Outside the rundown facility in the small African village of Wakiso where Bill and his son worked, more children lined up in the heat waiting their turn. The majority of them had never even seen a dentist, let alone a “muzungo” (white person).
Bill and several other Reach the Children volunteers had turned the village’s baby delivery facility into a temporary dental clinic using what they had during a recent trip to Africa, where organization volunteers worked on the teeth of nearly 800 children.
Among the volunteers were Bill, his wife, Diane, daughter Jenna and his son Blake. The Bellevue family of eight has all done humanitarian work in Africa for the New York-based nonprofit organization over the years.
It all started six years ago with the eldest child, JeVonne Tanner, now 29. She had been looking for an opportunity to do humanitarian work and found Reach the Children, which facilitates self-reliance in seven African countries dedicated to the well-being of underprivileged children.
“She’d been hitting us all up to go since day one,” Diane said.
Since then, JeVonne has gotten her entire family involved, including younger siblings Brett, Marielle and Heather. Currently the organization’s representatives, JeVonne and Jenna have focused their work mainly on Uganda and Kenya.
This year, Bill and Blake went on their first expedition.
“We didn’t have any guidelines to start with,” Bill said. “I thought there would be an outdoor hut with a dirt floor, but we ended up having nicer facilities than I thought.”
Patient managers, like Blake, would take in six children at a time, visually assess each one and find out their symptoms as best as they could given the language barrier. Using a generator and mobile dental units to power his dental equipment, Bill was able to work on their teeth.
After a while, adults in the village caught on and wanted to be seen, too. They waited for hours, sometimes all day, along with the kids.
Bill and his family couldn’t ignore them. So, they rotated one adult patient for every five children.

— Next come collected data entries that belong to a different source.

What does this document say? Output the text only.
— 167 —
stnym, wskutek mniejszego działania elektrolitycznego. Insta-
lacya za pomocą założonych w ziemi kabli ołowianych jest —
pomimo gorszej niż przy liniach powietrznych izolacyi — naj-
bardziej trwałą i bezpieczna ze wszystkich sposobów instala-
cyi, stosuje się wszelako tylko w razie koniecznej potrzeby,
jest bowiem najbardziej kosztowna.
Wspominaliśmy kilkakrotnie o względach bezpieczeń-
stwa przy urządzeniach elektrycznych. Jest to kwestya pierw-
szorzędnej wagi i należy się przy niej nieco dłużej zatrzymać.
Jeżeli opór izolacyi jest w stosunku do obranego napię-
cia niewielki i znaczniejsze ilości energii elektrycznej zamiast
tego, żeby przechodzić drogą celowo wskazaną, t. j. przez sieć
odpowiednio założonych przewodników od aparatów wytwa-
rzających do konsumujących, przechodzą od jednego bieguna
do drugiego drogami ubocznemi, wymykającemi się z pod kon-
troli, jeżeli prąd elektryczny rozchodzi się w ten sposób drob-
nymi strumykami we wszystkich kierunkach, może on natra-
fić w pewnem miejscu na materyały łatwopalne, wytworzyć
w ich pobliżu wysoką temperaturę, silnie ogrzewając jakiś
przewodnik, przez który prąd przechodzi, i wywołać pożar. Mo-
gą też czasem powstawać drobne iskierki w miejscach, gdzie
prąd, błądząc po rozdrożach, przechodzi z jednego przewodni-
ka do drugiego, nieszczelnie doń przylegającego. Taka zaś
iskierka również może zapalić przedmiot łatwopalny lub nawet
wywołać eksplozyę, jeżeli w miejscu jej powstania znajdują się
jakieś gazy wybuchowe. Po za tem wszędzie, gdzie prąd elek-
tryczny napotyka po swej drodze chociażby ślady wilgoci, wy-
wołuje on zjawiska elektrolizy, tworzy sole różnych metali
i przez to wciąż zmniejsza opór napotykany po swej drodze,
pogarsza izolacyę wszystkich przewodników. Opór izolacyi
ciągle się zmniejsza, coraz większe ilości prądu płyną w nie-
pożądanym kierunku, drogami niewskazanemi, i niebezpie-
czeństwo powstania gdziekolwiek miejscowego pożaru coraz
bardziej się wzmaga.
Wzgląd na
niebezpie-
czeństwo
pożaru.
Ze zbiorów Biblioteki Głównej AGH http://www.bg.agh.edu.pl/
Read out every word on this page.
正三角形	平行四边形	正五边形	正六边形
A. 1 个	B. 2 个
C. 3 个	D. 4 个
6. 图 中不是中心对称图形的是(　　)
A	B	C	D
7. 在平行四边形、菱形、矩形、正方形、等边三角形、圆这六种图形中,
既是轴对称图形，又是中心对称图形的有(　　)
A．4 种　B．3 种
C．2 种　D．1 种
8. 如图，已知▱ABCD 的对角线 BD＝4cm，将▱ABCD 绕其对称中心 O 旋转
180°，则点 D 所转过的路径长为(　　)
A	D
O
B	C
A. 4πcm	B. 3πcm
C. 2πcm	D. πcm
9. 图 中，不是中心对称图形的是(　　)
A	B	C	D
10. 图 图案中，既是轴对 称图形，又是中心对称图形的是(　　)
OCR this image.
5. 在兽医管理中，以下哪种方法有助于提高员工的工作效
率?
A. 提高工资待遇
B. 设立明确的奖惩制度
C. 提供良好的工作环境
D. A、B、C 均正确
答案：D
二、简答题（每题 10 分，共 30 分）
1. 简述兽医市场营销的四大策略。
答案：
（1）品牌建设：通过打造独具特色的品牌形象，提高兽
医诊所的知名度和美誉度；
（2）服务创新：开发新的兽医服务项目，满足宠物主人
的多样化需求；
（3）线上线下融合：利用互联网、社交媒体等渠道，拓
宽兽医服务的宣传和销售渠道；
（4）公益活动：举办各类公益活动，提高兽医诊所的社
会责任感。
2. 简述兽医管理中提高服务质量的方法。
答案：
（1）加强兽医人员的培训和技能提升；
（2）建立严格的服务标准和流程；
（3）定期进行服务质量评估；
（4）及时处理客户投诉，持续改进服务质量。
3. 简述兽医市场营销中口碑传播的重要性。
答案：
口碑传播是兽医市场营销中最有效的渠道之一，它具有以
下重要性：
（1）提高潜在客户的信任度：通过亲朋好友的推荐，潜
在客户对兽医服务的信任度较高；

“The kids were so trusting,” Diane recalled. “They would just open their mouths and we were all in tears. It was very inspiring to see their trust.”
The conditions of many patient’s teeth were “remarkably sad,” Bill said, noting that the majority of children needed more than one procedure and most needed extractions.
He recalled one woman he worked on who was in her early 20s. He filled two of her teeth and she came back the next day in pain. He told the woman that it should get better in a few weeks, but it may not.
“She said, ‘well, I can’t risk that because you won’t be there,’” he recalled. He ended up pulling her teeth and said though it was “heart breaking,” it made sense to his patient.
He added that he was only able to send his patients home with a gauze pad to bite on. There was no pain medication, no anti-microbial rinses or “things that we use on a routine basis and take for granted and yet they were so grateful for the care,” he said.
During the trip, the volunteers also spent time teaching kids in the village basic hygiene.
“The organization’s purpose is to make children more self-reliant, so it’s not just going and giving donations, it’s going and giving knowledge,” Jenna said.
In addition, in-country representatives tell the organization what the country needs, so they set their own agenda and it’s “not something that’s being pushed on them by an outside group,” Bill said.
Hand washing was one of the most basic skills that volunteers taught children. The biggest challenge with hand washing in the area is that there is no running water, so volunteers purchased more than 60 aluminum tins at local stores and set up washing stations in several schools. The tins were set up where they could collect rain water, and had a spigot for draining. Volunteers also set up bars of soap.
Diane also taught kids that if they don’t have water, they could still wash their hands by rubbing them together using friction.
Children were also taught about feminine hygiene.
Before the McDonald family went to Africa, their Newport ward congregation of the Church of Jesus Christ of Latter Day Saints where Bill is also a bishop, helped them make homemade sanitary pads.
“When girls begin menstruating, they often have to drop out of school because they just use towels and sometimes they don’t have enough to last them throughout the day,” Jenna said.
Diane found a woman in Utah who came up with a way to make the adjustable and reusable pads and church volunteers made more than 100 to give out to the older girls in the villages. When they showed the pads to the girls in the villages, they cheered, Jenna recalled.
“These meant that girls could stay in school,” she said. “This could change a whole young woman’s life and future. So these were gold passing these out.”
Blake said the whole experience was “unbelievable.”
Diane said though it was round-the-clock work, it also was rewarding to help so many children. In sum, the family taught 15,000 kids on their last trip in addition to the dental work.
“The extent of it is always mind boggling to think of how much need there really is and that was my biggest concern going,” Bill said, adding that the experience was close to spiritual.
“The girls have done some wonderful things with humanitarian service and to be with them providing that was really special,” he added.